即興小説トレーニング(http://sokkyo-shosetsu.com/novel.php?id=224842)から転載 お題:あいつの結末 制限時間:15分

 お嬢さん、そんなところにうずくまっていちゃ蹴飛ばされてしまうよ。お腹でも痛いのかね?とりあえず道の真ん中から移動しよう。

 おや、泣いているのかい。どうしたどうした。震えているね。ああ、寒いのかね。大分冷えているようだ。そうだ、これをあげよう。

 ガラス瓶に入っているこの赤い丸薬は「七味糖」という。一粒食べてみなされ。・・・どうだい?ピリッとして、甘くて、温かくなるだろう?ふふふ。これはスパイスが利いていて甘くて温かくなるという、三つの性質を兼ね備えたお菓子なのだ。しっかり味わいなさい。


 ご紹介が遅れました。じいさんは錬金術の商人である。由緒正しき黒いシルクハットを被り、黒い鞄にたんと錬金術の品をつめて旅して回る者だ。・・・そうしげしげ見なくてよろしい。


 ところでお嬢さん、一体どうしたのかね。こんなところで座り込んでいた事情は。・・・はて、最終面接とは如何に?ああ、雇用して下さいと言いに行くところなのだね。え、もう諦めた?

 電車が人身事故を起こした、とはどういうことなのかね?・・・ああ、移動手段がなくなってしまったのか。なるほど。

 それならじいさんはお嬢さんの役に立ちそうだね。

 丁度よい商品を持っているのだよ。


 ご紹介しまするは「屋根上歩行者の靴」。屋根の上の空間を歩むことのできる靴である。

 おや、なんだか不審げだね。心配することはない。じいさんも同じ人が作った靴を履いているが、なかなか便利な優れもの、一度として空から落っこちたことはないよ。

 さあ、急いで、急いで。靴を履いて。大丈夫、ここで出会えたのも何かの縁、その靴はお嬢さんにぴったりのはずだ。

 そんな不貞腐れた顔をしないで、涙を拭いなさい。

 じいさんは自棄という言葉が大嫌いである。

 自棄を起こしていないで、諦めないでしっかり好機を掴みなさい。


 靴を履いたかね?

 初めてだろうからじいさんも付き添おう。さあ、腕に掴まって―――地面を蹴って!


 驚いたかね、すごい跳躍力だろう?

 その靴は空気にとっかかりを作ってくれ、そのとっかかりの上を歩けるようにしてくれるのだ。

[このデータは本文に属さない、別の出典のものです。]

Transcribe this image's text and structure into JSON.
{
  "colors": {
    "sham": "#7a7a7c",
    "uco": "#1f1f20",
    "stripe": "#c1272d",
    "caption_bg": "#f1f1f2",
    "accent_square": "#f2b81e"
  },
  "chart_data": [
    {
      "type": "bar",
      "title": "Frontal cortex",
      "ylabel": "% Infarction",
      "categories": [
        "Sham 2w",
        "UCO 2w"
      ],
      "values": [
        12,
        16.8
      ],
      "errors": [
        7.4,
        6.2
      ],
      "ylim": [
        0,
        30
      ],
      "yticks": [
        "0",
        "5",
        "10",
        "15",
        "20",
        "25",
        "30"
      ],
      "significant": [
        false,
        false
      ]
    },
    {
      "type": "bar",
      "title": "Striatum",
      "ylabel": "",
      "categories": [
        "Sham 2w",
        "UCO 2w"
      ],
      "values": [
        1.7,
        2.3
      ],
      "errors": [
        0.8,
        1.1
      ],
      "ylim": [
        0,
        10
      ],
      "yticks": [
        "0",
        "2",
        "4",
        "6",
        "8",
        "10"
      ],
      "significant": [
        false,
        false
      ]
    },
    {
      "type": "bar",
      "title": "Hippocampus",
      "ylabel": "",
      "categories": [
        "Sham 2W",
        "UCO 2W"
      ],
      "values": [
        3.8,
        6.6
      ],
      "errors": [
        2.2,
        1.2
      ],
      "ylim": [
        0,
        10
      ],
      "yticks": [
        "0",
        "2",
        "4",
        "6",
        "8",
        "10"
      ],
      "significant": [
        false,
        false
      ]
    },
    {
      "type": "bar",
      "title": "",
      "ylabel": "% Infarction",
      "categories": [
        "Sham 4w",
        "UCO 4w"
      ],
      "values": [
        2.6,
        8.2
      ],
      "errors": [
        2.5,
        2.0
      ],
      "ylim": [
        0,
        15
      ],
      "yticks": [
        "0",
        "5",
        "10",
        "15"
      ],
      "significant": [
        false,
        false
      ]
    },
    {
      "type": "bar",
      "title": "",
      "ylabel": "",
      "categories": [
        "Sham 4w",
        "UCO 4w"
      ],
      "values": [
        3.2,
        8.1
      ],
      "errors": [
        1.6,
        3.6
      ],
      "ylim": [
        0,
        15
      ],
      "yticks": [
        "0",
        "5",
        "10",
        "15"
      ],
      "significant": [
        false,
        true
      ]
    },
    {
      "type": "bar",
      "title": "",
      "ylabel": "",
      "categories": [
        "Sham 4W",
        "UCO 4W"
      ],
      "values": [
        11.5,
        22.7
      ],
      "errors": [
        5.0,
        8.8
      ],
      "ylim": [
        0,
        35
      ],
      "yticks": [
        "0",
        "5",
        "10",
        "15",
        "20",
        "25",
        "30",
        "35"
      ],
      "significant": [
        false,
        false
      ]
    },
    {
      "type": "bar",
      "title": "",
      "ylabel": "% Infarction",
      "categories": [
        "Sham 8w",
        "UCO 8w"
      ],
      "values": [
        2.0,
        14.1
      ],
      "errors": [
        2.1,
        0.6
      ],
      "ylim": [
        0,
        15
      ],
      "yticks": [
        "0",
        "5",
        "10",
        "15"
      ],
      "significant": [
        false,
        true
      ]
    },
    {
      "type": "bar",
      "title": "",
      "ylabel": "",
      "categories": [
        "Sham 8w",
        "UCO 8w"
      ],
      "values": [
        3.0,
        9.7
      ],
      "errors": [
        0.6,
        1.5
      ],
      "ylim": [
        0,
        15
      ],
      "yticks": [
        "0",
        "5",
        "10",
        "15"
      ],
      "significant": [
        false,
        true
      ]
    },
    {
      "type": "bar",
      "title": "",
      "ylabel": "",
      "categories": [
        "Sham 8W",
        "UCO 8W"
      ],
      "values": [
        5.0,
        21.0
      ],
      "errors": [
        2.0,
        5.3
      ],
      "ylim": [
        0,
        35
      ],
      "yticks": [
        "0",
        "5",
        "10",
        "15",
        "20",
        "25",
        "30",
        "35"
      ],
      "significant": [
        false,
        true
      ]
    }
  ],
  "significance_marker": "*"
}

 だが気をつけて、その靴は基本的に屋根の上の空中しか歩けない。建物と建物の間はしっかり飛び越えて!

 よしよし、いい調子だ。

 しかも気付いたかね?この靴は一歩を踏み出す度、いつもより数倍の推進力が出るよう作られているのだ。風のように進めるだろう?


 しっかり走って!風を切って走れば気持ちいいものだ、きっと涙も吹き飛ばしてくれる!


 お嬢さんが目指していた建物はあれかね?

 よし、ここから降りようか。

 ゆっくり地面を目指すよう、足を運んで。靴は降りる感触をしっかり察知してくれる。


 ―――さあ、着いた。

 あっという間だったろう?

 よかったよかった、お嬢さんも笑顔になった。しっかり間に合ったようで、じいさんも錬金術の商人冥利に尽きる。


 おや、返してくれるのかい。

 ・・・遅刻しそうなときに、ずるしそうだから、ね。確かにそうか。秘密の道具とは、そういうものだね。

 お嬢さんはしっかり、自分の足で歩ける人のようだ。

 さあ、行って。健闘を祈っているよ。

【七味糖】スパイシーで、甘くて、体の温まる赤い丸薬。スパイスの風味を七パターン楽しめる。


【屋根上歩行者の靴】屋根の上の空中を歩ける靴。屋根上の空間にとっかかりを作り、その上を歩く。一歩の推進力は普段の数倍。ただし昇るときと降りるとき以外は屋根上限定なので注意が必要。